Chapter 12. Classification with Caltech 101

In this tutorial, we’ll go through the steps required to build and evaluate a near state-of-the-art image classifier. Although for the purposes of this tutorial we’re using features extracted from images, everything you’ll learn about using classifiers can be applied to features extracted from other forms of media.

To get started you’ll need a new class in an existing OpenIMAJ project, or a new project created with the archetype. The first thing we need is a dataset of images with which we’ll work. For this tutorial we’ll use a well known set of labelled images called the Caltech 101 dataset. The Caltech 101 dataset contains labelled images of 101 object classes together with a set of background images. OpenIMAJ has built in support for working with the Caltech 101 dataset, and will even automatically download the dataset for you. To use it, enter the following code:

GroupedDataset<String, VFSListDataset<Record<FImage>>, Record<FImage>> allData = 

You’ll remember from the image datasets tutorial that GroupedDatasets are Java Maps with a few extra features. In this case, our allData object is a GroupedDataset with String keys and the values are lists (actually VFSListDatasets) of Record objects which are themselves typed on FImages. The Record class holds metadata about each Caltech 101 image. Records have a method called getImage() that will return the actual image in the format specified by the generic type of the Record (i.e. FImage).

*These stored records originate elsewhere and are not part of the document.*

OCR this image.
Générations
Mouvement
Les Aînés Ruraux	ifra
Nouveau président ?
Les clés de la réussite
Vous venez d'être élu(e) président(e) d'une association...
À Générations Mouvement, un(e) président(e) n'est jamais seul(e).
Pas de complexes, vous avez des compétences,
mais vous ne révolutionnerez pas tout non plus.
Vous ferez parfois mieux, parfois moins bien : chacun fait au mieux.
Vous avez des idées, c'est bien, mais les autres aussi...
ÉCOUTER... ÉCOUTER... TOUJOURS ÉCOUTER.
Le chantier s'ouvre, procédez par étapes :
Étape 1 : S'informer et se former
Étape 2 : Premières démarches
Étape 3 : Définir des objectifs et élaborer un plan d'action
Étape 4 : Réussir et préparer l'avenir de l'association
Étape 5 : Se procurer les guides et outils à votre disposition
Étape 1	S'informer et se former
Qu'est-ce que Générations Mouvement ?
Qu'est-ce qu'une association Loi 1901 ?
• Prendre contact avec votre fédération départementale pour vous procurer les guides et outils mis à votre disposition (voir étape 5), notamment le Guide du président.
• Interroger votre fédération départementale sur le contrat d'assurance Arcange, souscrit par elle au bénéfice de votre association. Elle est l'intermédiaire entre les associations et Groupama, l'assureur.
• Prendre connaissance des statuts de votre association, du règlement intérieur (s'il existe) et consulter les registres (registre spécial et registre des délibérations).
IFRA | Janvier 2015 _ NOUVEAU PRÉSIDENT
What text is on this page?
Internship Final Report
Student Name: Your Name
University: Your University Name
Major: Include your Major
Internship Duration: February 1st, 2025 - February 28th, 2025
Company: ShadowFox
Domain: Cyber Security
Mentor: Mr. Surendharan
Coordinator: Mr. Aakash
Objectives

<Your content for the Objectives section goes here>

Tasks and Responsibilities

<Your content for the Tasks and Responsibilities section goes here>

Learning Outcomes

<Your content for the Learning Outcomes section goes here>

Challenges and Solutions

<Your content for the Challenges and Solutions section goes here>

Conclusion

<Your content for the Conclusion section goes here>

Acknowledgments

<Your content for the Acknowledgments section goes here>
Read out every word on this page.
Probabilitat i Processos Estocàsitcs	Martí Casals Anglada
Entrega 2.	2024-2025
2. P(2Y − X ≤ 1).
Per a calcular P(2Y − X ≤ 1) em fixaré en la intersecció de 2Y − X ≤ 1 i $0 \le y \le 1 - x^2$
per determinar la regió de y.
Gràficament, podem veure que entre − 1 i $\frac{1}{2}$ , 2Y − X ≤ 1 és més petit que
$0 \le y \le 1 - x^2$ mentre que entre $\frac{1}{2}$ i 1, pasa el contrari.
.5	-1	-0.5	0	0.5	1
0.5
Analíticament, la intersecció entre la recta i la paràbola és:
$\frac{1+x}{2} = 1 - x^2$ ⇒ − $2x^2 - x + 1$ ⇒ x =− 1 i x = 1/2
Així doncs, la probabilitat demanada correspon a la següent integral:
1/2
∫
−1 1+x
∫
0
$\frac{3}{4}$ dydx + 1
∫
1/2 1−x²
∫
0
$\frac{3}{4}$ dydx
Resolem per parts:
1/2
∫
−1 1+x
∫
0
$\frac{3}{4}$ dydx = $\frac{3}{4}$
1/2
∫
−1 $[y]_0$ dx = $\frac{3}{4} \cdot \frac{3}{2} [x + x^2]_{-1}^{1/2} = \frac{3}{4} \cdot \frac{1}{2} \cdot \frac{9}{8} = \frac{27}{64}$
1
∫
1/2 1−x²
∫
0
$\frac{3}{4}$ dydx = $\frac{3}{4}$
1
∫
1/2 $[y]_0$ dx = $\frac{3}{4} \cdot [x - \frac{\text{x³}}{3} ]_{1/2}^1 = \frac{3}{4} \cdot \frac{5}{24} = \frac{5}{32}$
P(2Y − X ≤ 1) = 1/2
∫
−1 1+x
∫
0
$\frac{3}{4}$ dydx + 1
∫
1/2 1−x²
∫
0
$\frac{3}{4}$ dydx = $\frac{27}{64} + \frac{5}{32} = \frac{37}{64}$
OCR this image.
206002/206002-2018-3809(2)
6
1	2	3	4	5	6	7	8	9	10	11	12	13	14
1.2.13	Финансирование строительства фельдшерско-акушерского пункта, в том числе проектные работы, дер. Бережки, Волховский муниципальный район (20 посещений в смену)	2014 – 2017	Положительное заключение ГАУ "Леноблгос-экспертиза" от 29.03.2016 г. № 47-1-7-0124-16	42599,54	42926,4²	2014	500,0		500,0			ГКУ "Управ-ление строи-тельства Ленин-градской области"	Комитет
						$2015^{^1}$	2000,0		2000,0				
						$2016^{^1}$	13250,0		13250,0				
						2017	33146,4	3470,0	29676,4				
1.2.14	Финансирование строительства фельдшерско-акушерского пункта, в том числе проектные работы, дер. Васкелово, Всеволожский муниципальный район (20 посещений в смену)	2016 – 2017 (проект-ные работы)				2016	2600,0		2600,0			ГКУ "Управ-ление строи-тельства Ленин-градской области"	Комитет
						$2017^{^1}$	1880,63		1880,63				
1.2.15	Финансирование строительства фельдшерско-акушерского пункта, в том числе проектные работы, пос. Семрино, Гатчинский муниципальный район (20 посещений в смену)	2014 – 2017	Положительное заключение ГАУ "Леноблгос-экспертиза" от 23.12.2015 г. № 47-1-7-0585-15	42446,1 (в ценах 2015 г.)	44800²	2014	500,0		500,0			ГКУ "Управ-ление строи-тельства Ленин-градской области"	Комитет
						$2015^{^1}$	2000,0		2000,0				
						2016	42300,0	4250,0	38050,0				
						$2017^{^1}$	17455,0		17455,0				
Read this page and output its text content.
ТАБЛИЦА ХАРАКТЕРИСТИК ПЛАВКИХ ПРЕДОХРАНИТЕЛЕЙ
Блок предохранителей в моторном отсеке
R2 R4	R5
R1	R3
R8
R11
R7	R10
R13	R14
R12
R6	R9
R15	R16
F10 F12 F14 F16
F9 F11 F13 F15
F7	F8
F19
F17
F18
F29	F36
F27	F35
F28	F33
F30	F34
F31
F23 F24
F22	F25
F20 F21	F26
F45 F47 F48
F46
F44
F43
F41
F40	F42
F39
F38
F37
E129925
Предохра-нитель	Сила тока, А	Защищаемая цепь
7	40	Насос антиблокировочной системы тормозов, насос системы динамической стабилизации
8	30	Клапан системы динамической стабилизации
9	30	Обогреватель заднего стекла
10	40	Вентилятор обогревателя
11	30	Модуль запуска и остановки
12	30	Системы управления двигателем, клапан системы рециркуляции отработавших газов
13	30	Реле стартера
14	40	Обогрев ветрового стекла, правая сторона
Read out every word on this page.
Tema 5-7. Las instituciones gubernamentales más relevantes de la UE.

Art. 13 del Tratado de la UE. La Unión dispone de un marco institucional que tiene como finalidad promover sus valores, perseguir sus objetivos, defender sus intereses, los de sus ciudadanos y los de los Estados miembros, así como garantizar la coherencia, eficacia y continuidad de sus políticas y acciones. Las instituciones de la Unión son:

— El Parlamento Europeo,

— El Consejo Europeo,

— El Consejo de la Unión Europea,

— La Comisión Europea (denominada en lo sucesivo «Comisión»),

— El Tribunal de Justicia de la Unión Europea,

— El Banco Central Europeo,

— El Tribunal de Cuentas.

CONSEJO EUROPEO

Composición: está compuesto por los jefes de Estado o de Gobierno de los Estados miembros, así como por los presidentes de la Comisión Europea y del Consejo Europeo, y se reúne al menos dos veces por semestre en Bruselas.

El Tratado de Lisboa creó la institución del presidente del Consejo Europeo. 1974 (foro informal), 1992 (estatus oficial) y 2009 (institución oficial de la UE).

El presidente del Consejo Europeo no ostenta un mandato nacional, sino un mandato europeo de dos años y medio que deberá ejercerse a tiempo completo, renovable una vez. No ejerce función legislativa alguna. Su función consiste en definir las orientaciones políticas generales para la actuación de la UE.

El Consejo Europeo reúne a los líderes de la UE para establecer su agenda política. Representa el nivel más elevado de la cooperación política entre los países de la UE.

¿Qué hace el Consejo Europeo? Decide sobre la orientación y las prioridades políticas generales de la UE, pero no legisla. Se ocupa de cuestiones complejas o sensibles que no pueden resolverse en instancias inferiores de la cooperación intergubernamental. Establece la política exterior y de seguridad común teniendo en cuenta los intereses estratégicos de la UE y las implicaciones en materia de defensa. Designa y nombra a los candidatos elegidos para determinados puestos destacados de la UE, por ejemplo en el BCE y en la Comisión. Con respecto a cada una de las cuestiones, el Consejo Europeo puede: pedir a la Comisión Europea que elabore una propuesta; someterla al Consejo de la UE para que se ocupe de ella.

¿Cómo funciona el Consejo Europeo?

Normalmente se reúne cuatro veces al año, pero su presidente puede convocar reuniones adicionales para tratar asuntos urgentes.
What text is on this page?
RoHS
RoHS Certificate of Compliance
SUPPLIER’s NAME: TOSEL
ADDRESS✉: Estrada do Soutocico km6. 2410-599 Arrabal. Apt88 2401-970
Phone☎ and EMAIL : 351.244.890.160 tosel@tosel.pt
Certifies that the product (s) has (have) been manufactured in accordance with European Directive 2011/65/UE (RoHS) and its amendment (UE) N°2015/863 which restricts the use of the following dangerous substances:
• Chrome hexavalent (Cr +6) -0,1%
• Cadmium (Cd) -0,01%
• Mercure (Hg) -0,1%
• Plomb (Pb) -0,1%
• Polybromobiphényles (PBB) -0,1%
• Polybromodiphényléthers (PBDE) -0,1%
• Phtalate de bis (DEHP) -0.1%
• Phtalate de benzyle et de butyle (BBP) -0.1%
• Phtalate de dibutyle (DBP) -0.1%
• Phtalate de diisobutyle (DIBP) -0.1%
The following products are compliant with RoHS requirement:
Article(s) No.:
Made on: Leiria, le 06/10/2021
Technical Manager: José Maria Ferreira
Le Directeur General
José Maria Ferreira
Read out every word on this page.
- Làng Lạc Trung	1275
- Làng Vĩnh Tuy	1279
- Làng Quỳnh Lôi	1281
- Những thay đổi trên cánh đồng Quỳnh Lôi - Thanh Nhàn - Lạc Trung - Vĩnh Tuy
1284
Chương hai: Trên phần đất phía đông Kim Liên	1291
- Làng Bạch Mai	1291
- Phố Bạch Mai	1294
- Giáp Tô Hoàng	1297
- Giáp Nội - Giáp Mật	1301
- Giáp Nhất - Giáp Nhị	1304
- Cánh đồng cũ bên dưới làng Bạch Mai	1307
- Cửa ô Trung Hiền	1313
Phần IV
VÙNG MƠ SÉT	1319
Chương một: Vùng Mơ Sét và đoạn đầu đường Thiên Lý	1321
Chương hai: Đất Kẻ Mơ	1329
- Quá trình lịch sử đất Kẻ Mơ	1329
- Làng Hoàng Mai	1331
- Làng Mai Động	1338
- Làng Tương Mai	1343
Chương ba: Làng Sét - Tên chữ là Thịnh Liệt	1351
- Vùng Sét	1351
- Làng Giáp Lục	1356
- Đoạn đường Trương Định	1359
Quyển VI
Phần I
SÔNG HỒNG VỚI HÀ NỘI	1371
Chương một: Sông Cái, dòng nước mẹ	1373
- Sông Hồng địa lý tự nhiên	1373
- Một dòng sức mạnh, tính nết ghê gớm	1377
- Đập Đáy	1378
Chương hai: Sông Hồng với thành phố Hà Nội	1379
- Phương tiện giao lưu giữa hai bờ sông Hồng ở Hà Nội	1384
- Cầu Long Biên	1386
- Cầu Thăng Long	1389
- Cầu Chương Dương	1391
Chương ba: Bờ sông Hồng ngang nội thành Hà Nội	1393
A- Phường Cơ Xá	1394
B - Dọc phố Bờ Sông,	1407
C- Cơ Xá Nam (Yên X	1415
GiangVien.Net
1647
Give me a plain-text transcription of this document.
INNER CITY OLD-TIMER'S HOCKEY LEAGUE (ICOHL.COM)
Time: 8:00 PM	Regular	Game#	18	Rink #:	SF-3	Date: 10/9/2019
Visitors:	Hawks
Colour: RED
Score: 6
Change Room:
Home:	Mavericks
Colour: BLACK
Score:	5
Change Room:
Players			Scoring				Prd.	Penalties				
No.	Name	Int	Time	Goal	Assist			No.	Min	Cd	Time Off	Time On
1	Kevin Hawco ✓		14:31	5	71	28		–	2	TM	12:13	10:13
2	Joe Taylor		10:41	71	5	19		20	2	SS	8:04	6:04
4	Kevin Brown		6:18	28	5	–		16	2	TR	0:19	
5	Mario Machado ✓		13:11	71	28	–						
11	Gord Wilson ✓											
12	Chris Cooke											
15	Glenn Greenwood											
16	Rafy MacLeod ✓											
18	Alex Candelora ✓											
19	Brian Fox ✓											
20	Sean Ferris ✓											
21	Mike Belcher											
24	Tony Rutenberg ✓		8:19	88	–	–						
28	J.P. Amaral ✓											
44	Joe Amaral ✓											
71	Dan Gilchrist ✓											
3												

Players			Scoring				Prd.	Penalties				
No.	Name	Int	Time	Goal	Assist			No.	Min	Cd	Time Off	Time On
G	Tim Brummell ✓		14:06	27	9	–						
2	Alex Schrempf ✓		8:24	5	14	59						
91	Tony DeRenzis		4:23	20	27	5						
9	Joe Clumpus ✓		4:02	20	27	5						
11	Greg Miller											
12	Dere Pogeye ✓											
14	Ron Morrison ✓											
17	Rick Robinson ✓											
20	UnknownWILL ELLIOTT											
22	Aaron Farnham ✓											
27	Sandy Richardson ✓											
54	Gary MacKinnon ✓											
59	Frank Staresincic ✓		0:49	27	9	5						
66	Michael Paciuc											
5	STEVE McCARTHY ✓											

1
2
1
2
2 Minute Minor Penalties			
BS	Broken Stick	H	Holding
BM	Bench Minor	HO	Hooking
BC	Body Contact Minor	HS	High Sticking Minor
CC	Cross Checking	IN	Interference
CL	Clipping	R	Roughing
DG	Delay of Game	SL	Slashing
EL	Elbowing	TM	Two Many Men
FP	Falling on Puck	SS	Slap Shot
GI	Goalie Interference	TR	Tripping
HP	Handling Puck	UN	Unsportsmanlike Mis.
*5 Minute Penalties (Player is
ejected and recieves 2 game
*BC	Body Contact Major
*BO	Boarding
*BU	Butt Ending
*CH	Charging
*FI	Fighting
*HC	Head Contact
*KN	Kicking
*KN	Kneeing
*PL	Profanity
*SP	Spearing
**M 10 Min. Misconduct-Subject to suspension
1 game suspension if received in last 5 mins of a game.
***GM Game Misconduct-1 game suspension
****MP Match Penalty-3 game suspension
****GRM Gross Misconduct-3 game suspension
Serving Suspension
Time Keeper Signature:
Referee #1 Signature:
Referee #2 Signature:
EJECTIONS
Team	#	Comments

For this tutorial we’ll work with a subset of the classes in the dataset to minimise the time it takes our program to run. We can create a subset of groups in a GroupedDataset using the GroupSampler class:

GroupedDataset<String, ListDataset<Record<FImage>>, Record<FImage>> data = 
			GroupSampler.sample(allData, 5, false);

This basically creates a new dataset called data from the first 5 classes in the allData dataset. To do an experimental evaluation with the dataset we need to create two sets of images: a training set which we’ll use to learn the classifier, and a testing set which we’ll evaluate the classifier with. The common approach with the Caltech 101 dataset is to choose a number of training and testing instances for each class of images. Programatically, this can be achieved using the GroupedRandomSplitter class:

GroupedRandomSplitter<String, Record<FImage>> splits = 
			new GroupedRandomSplitter<String, Record<FImage>>(data, 15, 0, 15);

In this case, we’ve created a training dataset with 15 images per group, and 15 testing images per group. The zero in the constructor is the number of validation images which we won’t use in this tutorial. If you take a look at the GroupedRandomSplitter class you’ll see there are methods to get the training, validation and test datasets.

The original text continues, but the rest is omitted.